Dios bendito. Lo que habría de resultar sencillo como la letra “a” y más claro y refulgente que el número “1” comenzaba a tener la pinta de una pesadilla equiparable a El exorcista. De manera que la guagua paró en el lugar previsto luego de una larga espera, me acomodé en el sillón, separé el bolso con el agua y dos trozos de tortilla de la que me proveí para el caso y abrí el libro: El castillo, de Kafka… ¡Maldita sea!, ¿no tenías otra cosa que repasar? Aquel individuo que hacía letras sobre un espanto tan caprichoso y sublime como el que a mi me acosaba me hizo tiritar frente al papel y comencé a ponerme nervioso, no fuera a ser que la guagua en cuestión, esa que me había llevado de El Sauzal a Santa Cruz por vía estrecha y de Santa Cruz a Los Cristianos con paradas interfectas, se adentrara en dimensiones insólitas y vaya usted a saber a donde fuera yo a parar sin que viniera a cuento. Porque lo liso es liso y lo arrugado no es peor si se conoce; si se conoce, porque si no…

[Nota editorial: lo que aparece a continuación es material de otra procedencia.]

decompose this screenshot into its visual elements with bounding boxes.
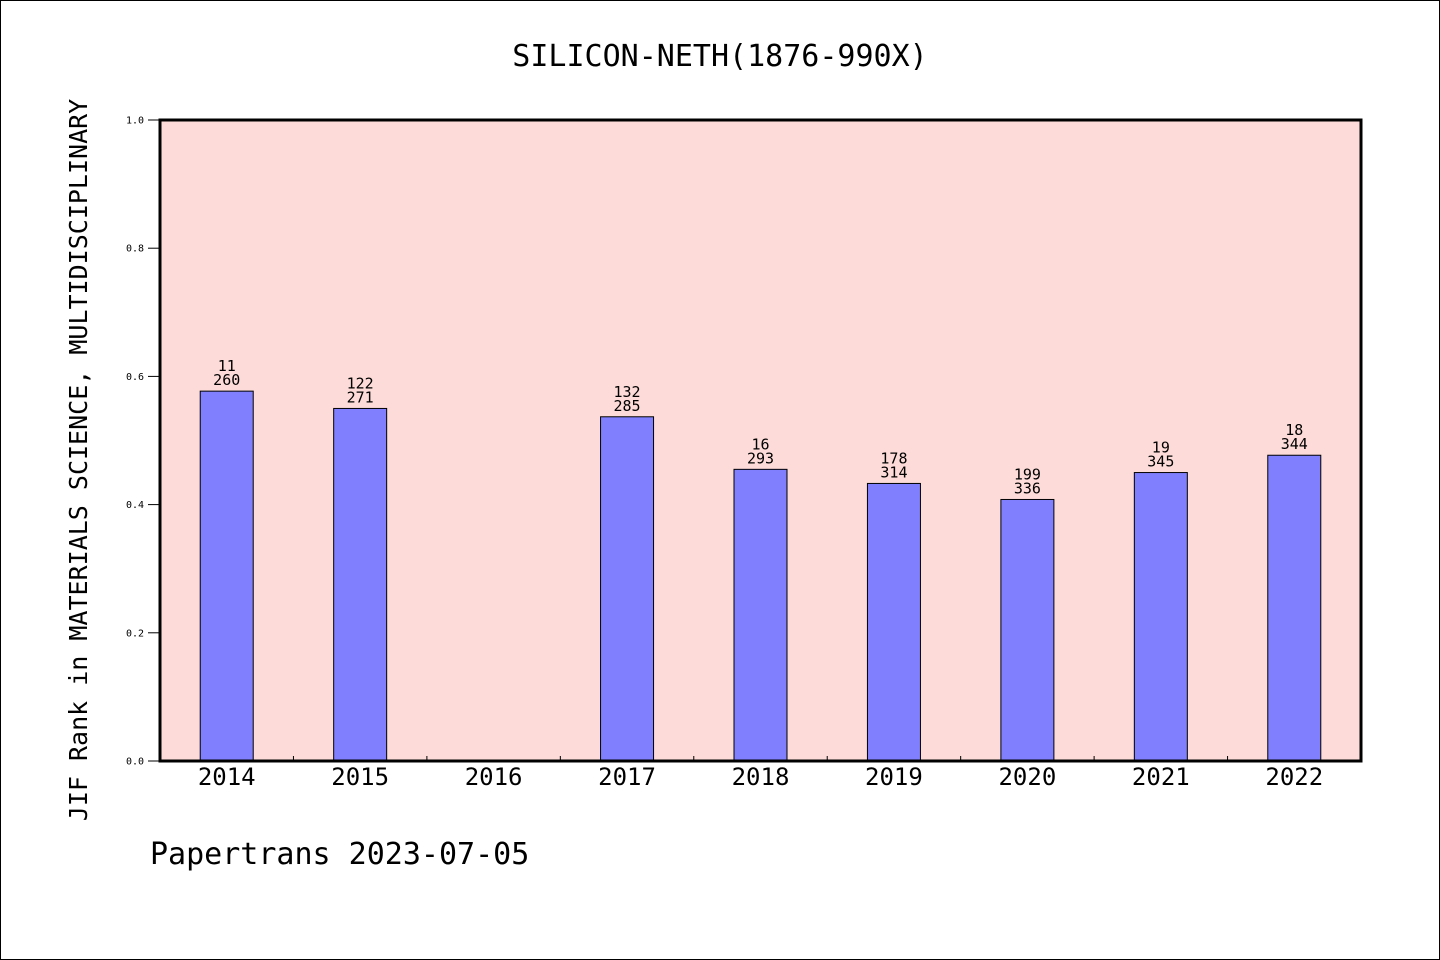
x-tick-label-2017: 2017: [598, 763, 656, 791]
bar-2018: [733, 468, 788, 762]
data-label-rank-2019: 178: [880, 449, 907, 467]
bars-group: [199, 390, 1322, 762]
x-tick-label-2016: 2016: [465, 763, 523, 791]
y-axis-label: JIF Rank in MATERIALS SCIENCE, MULTIDISC…: [64, 99, 93, 821]
x-tick-label-2020: 2020: [998, 763, 1056, 791]
y-tick-label: 0.0: [126, 757, 144, 768]
data-label-rank-2014: 11: [218, 357, 236, 375]
y-tick-label: 0.6: [126, 372, 144, 383]
data-label-total-2014: 260: [213, 371, 240, 389]
x-tick-label-2022: 2022: [1265, 763, 1323, 791]
data-label-rank-2021: 19: [1152, 439, 1170, 457]
data-label-total-2019: 314: [880, 463, 907, 481]
y-tick-label: 0.2: [126, 628, 144, 639]
x-tick-label-2021: 2021: [1132, 763, 1190, 791]
bar-2017: [600, 416, 655, 762]
data-label-total-2022: 344: [1281, 435, 1308, 453]
bar-2015: [333, 407, 388, 762]
data-label-rank-2015: 122: [347, 374, 374, 392]
bar-2020: [1000, 498, 1055, 762]
bar-2014: [199, 390, 254, 762]
data-label-rank-2017: 132: [614, 383, 641, 401]
data-label-rank-2022: 18: [1285, 421, 1303, 439]
data-label-total-2018: 293: [747, 449, 774, 467]
chart-title: SILICON-NETH(1876-990X): [512, 39, 927, 74]
data-label-rank-2018: 16: [751, 435, 769, 453]
data-label-total-2017: 285: [614, 397, 641, 415]
y-tick-label: 1.0: [126, 116, 144, 127]
y-tick-label: 0.4: [126, 500, 144, 511]
bar-2021: [1133, 472, 1188, 762]
x-tick-label-2015: 2015: [331, 763, 389, 791]
x-tick-label-2019: 2019: [865, 763, 923, 791]
bar-2022: [1267, 454, 1322, 762]
footer-text: Papertrans 2023-07-05: [150, 837, 529, 872]
plot-border: [158, 118, 1363, 763]
axes-group: 2014 2015 2016 2017 2018 2019 2020 2021 2022 0.0 0…: [126, 116, 1323, 792]
x-tick-label-2018: 2018: [732, 763, 790, 791]
bar-2019: [866, 482, 921, 762]
data-label-rank-2020: 199: [1014, 465, 1041, 483]
data-label-total-2021: 345: [1147, 453, 1174, 471]
data-label-total-2020: 336: [1014, 479, 1041, 497]
y-tick-label: 0.8: [126, 244, 144, 255]
data-label-total-2015: 271: [347, 388, 374, 406]
x-tick-label-2014: 2014: [198, 763, 256, 791]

O sea, la cabeza te da vueltas en semejante posición, tanto que llegas a dudar de si vas a Playa de San Juan por donde sabes que puedes ir a Playa de San Juan o si esa carretera sólo da con Santiago del Teide pasando por Tamaimo. Y ahí me encontraba, preso de un delirio dominical por idiota, y no porque viniera a cuento. Porque, ha de entenderse: hay cosas que a cierta edad no se prueban, se explican… con palabras, que ya cuentas con experiencia y puedes salir del paso sin muchos apuros. O sea, y por ejemplo, aventura por aventura, hijo: América. Puedes meterte en una canoa en el Amazonas del Brasil y conquistar Venezuela por la parte del Orinoco. Y no estas guaguas, Dios bendito. Con ellas sufres destierros equiparables a las alucinaciones del pobre Hipócrates.

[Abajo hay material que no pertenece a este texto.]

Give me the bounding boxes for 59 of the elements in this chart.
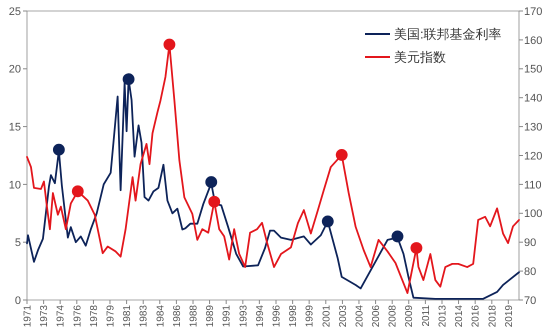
x-tick-label: 1974 [56,304,67,328]
point [208,196,220,208]
x-tick-label: 1976 [72,304,84,328]
x-tick-label: 1989 [205,304,216,328]
x-tick-label: 1973 [39,304,50,328]
point [72,185,84,198]
y2-tick-label: 80 [524,266,536,278]
y-tick-label: 15 [8,121,21,134]
x-tick-label: 1986 [172,304,183,328]
x-tick-label: 1971 [22,304,34,328]
point [336,149,348,161]
x-tick-label: 1981 [122,304,134,328]
x-tick-label: 1998 [288,304,300,328]
point [122,73,135,86]
y2-tick-label: 160 [524,34,542,47]
x-tick-label: 2016 [470,304,482,328]
x-tick-label: 1979 [105,304,116,328]
y-tick-label: 0 [14,294,21,307]
point [164,38,176,50]
point [392,230,404,242]
x-tick-label: 2011 [420,304,432,327]
x-tick-label: 1996 [271,304,282,328]
x-tick-label: 2004 [354,304,366,328]
legend-label: 美元指数 [394,50,446,65]
y2-tick-label: 130 [524,121,542,134]
point [410,242,422,254]
x-tick-label: 2006 [371,304,382,328]
x-tick-label: 1994 [254,304,266,328]
x-tick-label: 1988 [188,304,200,328]
y-tick-label: 5 [14,237,21,250]
y2-tick-label: 170 [524,6,542,18]
y2-tick-label: 70 [524,294,536,307]
point [205,176,218,188]
x-tick-label: 1978 [88,304,100,328]
point [322,215,334,228]
y2-tick-label: 100 [524,208,542,220]
x-tick-label: 2014 [454,304,466,328]
y-tick-label: 25 [8,6,21,18]
point [52,144,65,156]
x-tick-label: 2009 [404,304,416,328]
legend-label: 美国:联邦基金利率 [394,26,502,42]
x-tick-label: 2013 [438,304,449,328]
x-tick-label: 2018 [487,304,498,328]
x-tick-label: 1991 [222,304,233,328]
x-tick-label: 2008 [388,304,399,328]
y2-tick-label: 140 [524,92,542,105]
x-tick-label: 2001 [321,304,332,328]
x-tick-label: 1983 [138,304,150,328]
y2-tick-label: 150 [524,64,542,76]
x-tick-label: 1999 [304,304,316,328]
y-tick-label: 20 [8,64,21,76]
x-tick-label: 1984 [155,304,166,328]
x-tick-label: 2003 [338,304,349,328]
y-tick-label: 10 [8,179,21,192]
y2-tick-label: 90 [524,237,536,250]
x-tick-label: 2019 [504,304,515,328]
x-tick-label: 1993 [238,304,250,328]
y2-tick-label: 120 [524,150,542,162]
y2-tick-label: 110 [524,179,542,192]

Es decir, lo confieso: no pude más. Y me escudo en la evidencia de que no estamos preparados para estos menesteres, mírese por donde se mire. Quiero decir que uno puede proponerse cruzar el océano desde esta punta del mundo a la otra parte del universo con una barca de juntos y lograrlo, pero es que hay cosas que no se pueden conseguir, porque el mundo es así de caprichoso y todo no está al alcance de tus manos, como sacarte la Lotería por Navidad, pongo por caso. Y es que dar la vuelta a la isla de Tenerife en guagua te produce figuraciones, pesadillas, remordimientos, minoras del ánimo por las cuales hasta llegas a considerar en el asiento de la tal guagua que quizá debas comer menos, acaso hacer 200 kilómetros en bicicleta cada día por lo que se avecina, que cuidar la tranquilidad de ánimo acaso implique hacerte monje budista, si no te sometes a hacer la caridad, porque por eso no se paga ni hay Internet ni cobertura de móviles en esos lugares del Tibet. ¡El paraíso!

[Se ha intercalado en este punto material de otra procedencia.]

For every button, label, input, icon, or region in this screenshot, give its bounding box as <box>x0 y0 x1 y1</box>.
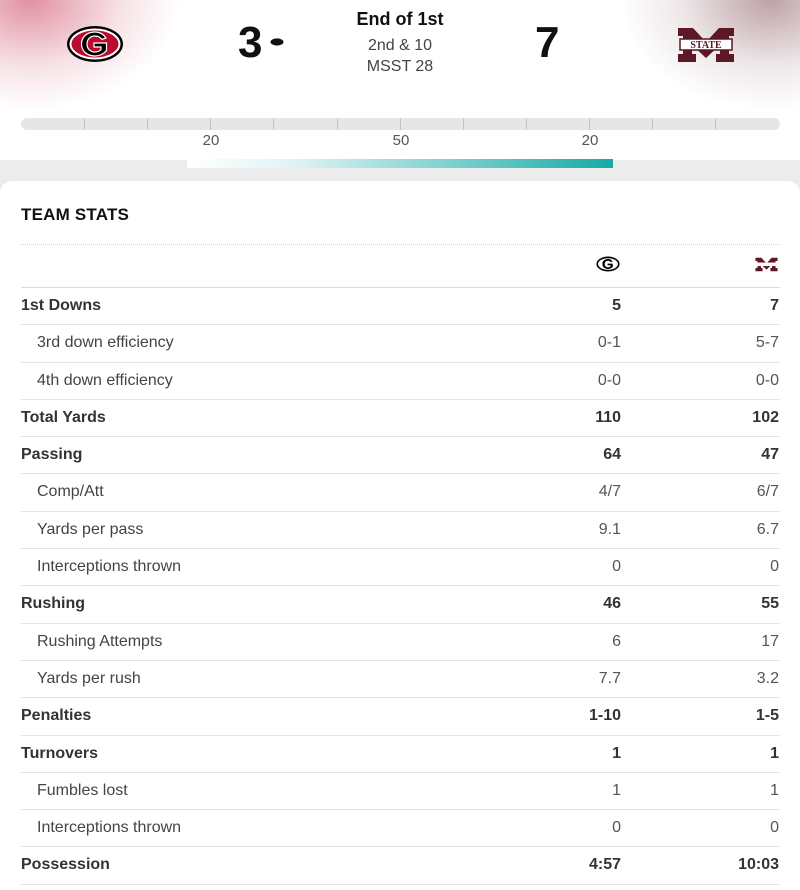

No resistí, ya digo. En Santiago del Teide pedí auxilio. Mi tono de voz fue tan convincente que incluso me conminaron a degustar una cazuela de cordeo donde otras veces la habíamos degustado y así hasta que acudieran en mi ayuda.
Un coche conocido con climatizador en el que escucho la música que siempre escucho fue el resultado. Mi hijo preguntó, claro, con una sonrisa. “Próstata, hijo, próstata. A cierta edad, el mundo no es como uno lo pinta sino como lo mea, y no es menester”. “Ja, ja”, contestó él y yo me acomodé en el sillón delantero para que no se me viera el rostro desde la parte de atrás, porque vaya usted a saber cómo resulta la figuración de la historia en el uno o en el otro lugar en el que te plantes, siquiera sea para respirar.